I saw this one card and my first instinct was, “I should buy this card for my mother”. My mother has been dead for sixteen years, yet this card tossed that small fact out of my head.

 

The card was a plain white card with a little girl on it. The little girl had decorated her bedroom wall with all types of markers and non-washable crayons. The caption on the card said, “Thank you for allowing my creative side to grow”.

 

When I was little, I totally drew all over my walls. I used markers and crayons. I also made sure my posters would never come off the wall by gluing them to my bedroom walls.

 

My mother saw all that and she didn’t totally beat my ass. She did use the formal “Michelle Marie” but then just walked away shaking her head (and probably thinking how she could kill me and get away with it).

 

Years after my dad died, my mom really wanted to move out of the albatross of a house he left us in. But here was the problem. How were we going to cover up all my drawings and writings I made a la caveman style on the walls? There was no amount of paint that would cover up my creative endeavors. We had to use this hard, crusty plaster shit on the walls to cover everything up. But what my mom didn’t know was I left a little something in the bedroom closet.

 

I don’t know why I was so adamant about leaving my mark in my childhood home. I guess it was just the historian in me that wanted to leave something to prove that I once lived in that house.

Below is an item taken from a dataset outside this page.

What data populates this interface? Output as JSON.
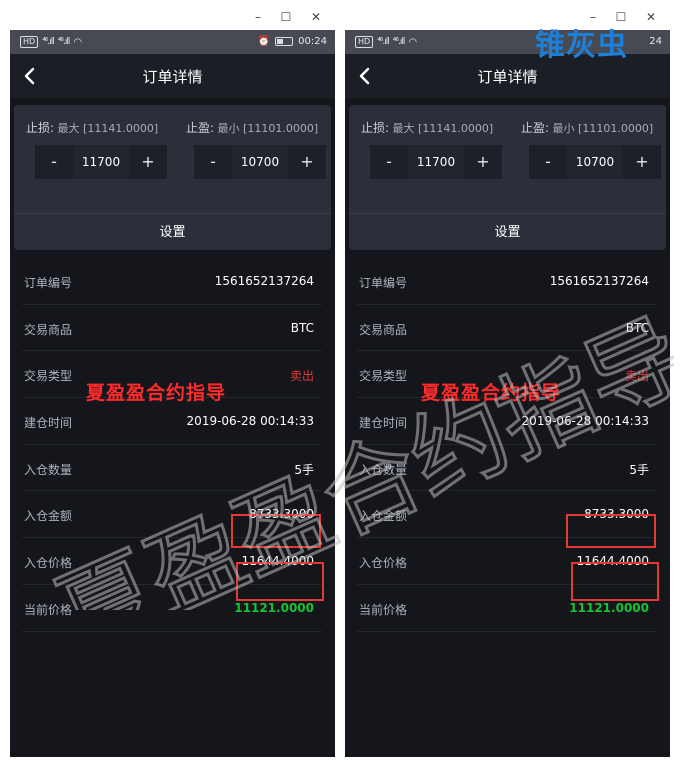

Although we had a lot of rough times; for me, that house held a lot of great memories as well. I spent sixteen years in that house. It meant a lot to me and I just wanted to leave something for the next little girl or boy who was to grow up in that house. In my own way, I wanted to leave the message of hope for the next kid who had that room. I needed to say to the next kid, I grew up here and some days are not so great, but it’s okay because I am still here. You can get through it as well.

 

So when I saw that card in Target, I wanted to get it for my mom. I wanted to send her that message so I could hear her laugh over my creative destruction of the room. I wanted to hear her giggle just one more time as we laughed over what we both have lived through.

 

But reality set back in. I can’t send that card to her because I don’t know her new address in Heaven. She never sent me a postcard with her new cloud number on it.

 

So, I just touched the card and smiled to myself.

 

She may not physically be with me; but in my mind, she will always be there laughing and shaking her head at me. I do dumb things, but my mom loved me anyhow. She accepted me and maybe that is why I have so much trouble accepting myself now. I don’t have her here to judge yet not judge me. My dumb-o- meter stick is missing and I am lost without it.